I'd pick the fastest and cheapest. Nursing isn't the kind of field where Harvard or a six year bachelor's degree is going to mean a lot. If you've got the license you're in. Now, if you've got any type of BSN you're in farther.
Quick and cheap my friend. If you want to be an APN focus on that. Get the boxes you need checked specifically for the program(s) you're interested in.

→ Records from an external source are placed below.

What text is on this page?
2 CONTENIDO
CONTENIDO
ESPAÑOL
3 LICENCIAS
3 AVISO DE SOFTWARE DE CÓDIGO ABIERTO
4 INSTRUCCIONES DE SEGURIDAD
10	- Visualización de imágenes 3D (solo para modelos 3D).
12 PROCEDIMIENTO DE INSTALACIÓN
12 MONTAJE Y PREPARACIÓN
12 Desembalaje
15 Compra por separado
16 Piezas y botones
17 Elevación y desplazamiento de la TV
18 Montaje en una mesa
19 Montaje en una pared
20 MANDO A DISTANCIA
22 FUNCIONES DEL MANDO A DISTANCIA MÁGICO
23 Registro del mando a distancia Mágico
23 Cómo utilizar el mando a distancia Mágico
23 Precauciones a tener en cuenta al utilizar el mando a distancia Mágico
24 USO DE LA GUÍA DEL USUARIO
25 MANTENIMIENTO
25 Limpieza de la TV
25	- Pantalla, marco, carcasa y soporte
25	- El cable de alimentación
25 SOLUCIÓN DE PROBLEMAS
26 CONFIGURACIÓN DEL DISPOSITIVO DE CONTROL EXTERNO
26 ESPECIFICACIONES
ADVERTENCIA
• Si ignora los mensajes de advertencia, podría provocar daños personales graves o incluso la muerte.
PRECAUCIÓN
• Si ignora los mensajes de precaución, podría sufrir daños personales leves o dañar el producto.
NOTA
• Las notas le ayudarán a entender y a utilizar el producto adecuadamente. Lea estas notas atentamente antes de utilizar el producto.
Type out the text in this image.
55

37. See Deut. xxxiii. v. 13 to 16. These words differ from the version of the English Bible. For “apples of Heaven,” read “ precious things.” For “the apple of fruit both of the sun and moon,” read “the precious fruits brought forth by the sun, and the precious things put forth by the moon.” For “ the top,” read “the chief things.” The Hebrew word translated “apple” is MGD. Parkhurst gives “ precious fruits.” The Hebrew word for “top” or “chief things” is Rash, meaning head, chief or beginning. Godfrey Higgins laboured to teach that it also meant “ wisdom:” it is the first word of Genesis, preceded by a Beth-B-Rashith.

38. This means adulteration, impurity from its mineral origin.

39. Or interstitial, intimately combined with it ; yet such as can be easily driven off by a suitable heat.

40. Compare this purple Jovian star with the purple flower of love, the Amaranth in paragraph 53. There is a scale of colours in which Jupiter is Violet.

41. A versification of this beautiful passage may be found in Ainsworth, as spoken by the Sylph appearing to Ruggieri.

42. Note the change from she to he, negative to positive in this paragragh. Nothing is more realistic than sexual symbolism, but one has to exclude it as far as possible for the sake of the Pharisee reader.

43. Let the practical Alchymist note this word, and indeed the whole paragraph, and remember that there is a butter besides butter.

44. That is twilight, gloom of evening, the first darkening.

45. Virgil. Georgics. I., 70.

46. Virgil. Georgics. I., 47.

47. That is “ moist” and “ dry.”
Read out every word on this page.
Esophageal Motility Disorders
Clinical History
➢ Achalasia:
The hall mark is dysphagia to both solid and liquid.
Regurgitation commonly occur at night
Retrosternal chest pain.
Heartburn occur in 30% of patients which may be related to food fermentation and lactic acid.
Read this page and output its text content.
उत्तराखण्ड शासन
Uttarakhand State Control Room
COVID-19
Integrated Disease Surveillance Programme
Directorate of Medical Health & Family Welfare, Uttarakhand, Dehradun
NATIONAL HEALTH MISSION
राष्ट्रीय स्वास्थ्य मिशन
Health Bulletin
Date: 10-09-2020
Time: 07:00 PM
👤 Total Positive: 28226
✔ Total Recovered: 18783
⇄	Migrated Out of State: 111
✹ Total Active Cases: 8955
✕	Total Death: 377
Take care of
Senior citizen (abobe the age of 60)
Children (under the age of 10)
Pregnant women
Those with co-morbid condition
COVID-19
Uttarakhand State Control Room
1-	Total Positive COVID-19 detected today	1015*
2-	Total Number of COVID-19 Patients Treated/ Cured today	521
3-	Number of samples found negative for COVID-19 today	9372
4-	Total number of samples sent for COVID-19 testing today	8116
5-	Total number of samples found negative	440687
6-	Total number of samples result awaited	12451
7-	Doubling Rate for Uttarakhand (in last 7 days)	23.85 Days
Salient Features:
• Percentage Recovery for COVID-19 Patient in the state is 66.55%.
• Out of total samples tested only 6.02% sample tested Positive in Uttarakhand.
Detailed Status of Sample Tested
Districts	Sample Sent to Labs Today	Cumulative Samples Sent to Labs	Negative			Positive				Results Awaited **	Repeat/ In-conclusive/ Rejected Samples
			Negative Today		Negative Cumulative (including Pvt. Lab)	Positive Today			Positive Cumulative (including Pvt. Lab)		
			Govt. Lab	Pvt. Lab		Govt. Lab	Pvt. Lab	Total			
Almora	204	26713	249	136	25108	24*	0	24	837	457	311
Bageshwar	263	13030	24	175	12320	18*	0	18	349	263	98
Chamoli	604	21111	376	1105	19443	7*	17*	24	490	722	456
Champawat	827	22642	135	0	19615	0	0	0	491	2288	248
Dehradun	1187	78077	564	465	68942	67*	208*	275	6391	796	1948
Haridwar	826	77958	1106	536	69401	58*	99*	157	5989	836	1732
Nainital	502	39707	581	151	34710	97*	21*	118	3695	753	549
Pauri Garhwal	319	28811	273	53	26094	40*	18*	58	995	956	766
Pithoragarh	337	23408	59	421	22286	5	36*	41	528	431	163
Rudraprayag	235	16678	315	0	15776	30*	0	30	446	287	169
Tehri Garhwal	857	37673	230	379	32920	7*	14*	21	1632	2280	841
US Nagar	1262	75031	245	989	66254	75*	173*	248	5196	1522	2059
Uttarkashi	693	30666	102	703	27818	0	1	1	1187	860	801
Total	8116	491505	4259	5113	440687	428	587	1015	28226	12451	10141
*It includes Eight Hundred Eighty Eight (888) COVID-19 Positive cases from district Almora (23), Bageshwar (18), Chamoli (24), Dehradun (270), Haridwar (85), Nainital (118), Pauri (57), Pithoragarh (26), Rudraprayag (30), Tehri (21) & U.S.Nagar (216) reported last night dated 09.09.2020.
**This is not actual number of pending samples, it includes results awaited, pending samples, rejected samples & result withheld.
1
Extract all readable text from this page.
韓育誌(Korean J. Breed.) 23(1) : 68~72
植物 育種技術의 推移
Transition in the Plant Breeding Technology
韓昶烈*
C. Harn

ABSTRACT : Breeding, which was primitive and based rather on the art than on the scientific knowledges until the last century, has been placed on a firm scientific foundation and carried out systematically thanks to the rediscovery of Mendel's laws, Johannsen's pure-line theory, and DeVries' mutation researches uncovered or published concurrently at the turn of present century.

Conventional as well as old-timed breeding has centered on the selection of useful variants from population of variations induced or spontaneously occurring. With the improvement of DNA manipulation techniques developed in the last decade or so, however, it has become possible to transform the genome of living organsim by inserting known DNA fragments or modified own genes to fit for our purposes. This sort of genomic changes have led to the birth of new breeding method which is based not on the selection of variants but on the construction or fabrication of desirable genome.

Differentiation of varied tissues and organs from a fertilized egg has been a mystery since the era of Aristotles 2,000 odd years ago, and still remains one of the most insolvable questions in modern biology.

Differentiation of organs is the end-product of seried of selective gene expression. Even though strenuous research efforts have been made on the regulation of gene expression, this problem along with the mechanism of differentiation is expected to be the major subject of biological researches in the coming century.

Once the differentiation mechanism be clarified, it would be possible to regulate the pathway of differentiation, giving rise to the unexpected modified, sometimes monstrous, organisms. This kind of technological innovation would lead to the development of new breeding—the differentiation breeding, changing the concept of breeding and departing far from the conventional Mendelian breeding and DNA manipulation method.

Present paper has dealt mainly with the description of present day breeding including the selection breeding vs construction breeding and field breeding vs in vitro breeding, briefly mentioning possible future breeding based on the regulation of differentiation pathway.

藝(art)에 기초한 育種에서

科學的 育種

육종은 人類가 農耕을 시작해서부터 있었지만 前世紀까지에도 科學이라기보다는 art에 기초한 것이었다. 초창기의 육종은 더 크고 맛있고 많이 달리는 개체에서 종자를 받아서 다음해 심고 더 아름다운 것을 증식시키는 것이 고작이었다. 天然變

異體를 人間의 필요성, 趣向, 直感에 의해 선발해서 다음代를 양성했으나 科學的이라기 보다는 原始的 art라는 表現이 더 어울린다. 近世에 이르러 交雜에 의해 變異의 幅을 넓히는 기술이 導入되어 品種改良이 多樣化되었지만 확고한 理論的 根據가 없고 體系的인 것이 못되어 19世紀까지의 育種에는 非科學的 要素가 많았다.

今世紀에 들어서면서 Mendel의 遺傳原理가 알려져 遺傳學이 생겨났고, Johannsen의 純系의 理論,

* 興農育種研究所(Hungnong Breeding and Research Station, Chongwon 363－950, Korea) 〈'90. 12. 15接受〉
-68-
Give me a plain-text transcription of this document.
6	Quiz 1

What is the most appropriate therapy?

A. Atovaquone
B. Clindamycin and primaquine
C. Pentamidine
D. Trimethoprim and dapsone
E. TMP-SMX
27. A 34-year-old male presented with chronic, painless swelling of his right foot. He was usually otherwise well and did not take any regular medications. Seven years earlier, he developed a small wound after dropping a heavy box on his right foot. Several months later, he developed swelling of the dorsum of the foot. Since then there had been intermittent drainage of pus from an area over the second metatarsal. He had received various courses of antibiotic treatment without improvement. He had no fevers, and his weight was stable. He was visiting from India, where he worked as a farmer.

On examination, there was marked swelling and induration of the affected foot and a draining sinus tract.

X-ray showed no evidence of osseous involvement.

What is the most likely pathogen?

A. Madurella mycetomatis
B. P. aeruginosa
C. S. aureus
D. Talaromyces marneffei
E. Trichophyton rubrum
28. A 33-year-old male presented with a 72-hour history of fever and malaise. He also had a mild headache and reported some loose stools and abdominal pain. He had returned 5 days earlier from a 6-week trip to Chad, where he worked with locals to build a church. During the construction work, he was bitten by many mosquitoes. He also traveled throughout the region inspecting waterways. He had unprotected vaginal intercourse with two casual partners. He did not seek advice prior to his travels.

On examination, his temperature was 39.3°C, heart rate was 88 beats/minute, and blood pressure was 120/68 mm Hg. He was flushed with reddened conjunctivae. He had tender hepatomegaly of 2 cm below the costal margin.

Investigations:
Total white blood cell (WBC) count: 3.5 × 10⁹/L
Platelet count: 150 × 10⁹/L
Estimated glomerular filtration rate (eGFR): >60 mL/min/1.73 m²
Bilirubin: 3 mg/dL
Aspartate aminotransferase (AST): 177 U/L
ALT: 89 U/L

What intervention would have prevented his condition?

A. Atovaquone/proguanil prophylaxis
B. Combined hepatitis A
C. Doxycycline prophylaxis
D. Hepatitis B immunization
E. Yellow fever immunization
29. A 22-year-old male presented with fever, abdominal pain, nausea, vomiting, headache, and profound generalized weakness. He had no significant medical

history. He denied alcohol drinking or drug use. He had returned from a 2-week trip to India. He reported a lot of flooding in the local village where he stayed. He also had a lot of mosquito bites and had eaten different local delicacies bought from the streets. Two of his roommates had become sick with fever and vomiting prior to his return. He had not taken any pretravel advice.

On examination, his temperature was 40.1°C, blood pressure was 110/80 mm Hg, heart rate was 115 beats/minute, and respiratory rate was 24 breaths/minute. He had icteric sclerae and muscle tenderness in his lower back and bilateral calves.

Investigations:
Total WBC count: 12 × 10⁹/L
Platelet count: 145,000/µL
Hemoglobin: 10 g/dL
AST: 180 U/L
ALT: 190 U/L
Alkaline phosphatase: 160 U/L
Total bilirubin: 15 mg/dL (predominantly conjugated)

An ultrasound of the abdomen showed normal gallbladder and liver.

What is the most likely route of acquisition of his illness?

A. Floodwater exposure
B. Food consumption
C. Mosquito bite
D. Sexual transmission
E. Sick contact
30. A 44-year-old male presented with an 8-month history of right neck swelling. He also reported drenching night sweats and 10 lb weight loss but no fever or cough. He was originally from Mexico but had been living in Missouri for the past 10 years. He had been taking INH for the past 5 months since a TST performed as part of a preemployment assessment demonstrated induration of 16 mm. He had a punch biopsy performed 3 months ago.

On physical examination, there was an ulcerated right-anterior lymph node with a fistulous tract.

With regards to paramedic to RN programs, I considered this many years ago. Had the opportunity been more geographically accomodating I'd probably have followed up on it too. However, I stopped working as a paramedic in February 2006 and wouldn't function in that capacity again for any reason. My career is now law enforcement, but I'm working on a second bachelor's degree as well, and this new one is in nursing. I'll probably be a nurse, but I've been having second thoughts about that. At any rate, a paramedic could go on and learn things that nurses do quite readily. The focus of the programs are obviously different, but of at least a dozen paramedics I've spoken with they've all agreed medic school was hands down more difficult to master than nursing school
. The devil child of nursing school is the constant bellyaching about how hard it is (really?) and the frivolous, petty assignments that instructors dole out. However, chronic disease management is not a role for paramedics, and medic school is quite deficient in that area. I've learned a lot with regards to how people live with diseases and conditions that go beyond the everyday disease like a cold and the emergent condition - those items most focused on in paramedic school. You could learn all of that in a paramedic to RN program, but I think you're not as well served. That could depend on the value of the faculty though. If they're good maybe they can convey all of it without you have to pick it up yourself. In hindsight, I think you're best served by doing both separately, and I'm not saying this as a champion for nursing school or a slam against medic school. I'm very neutral because as I said I wouldn't be a paramedic again, and I'm not jumping up and down about the chance of being a RN.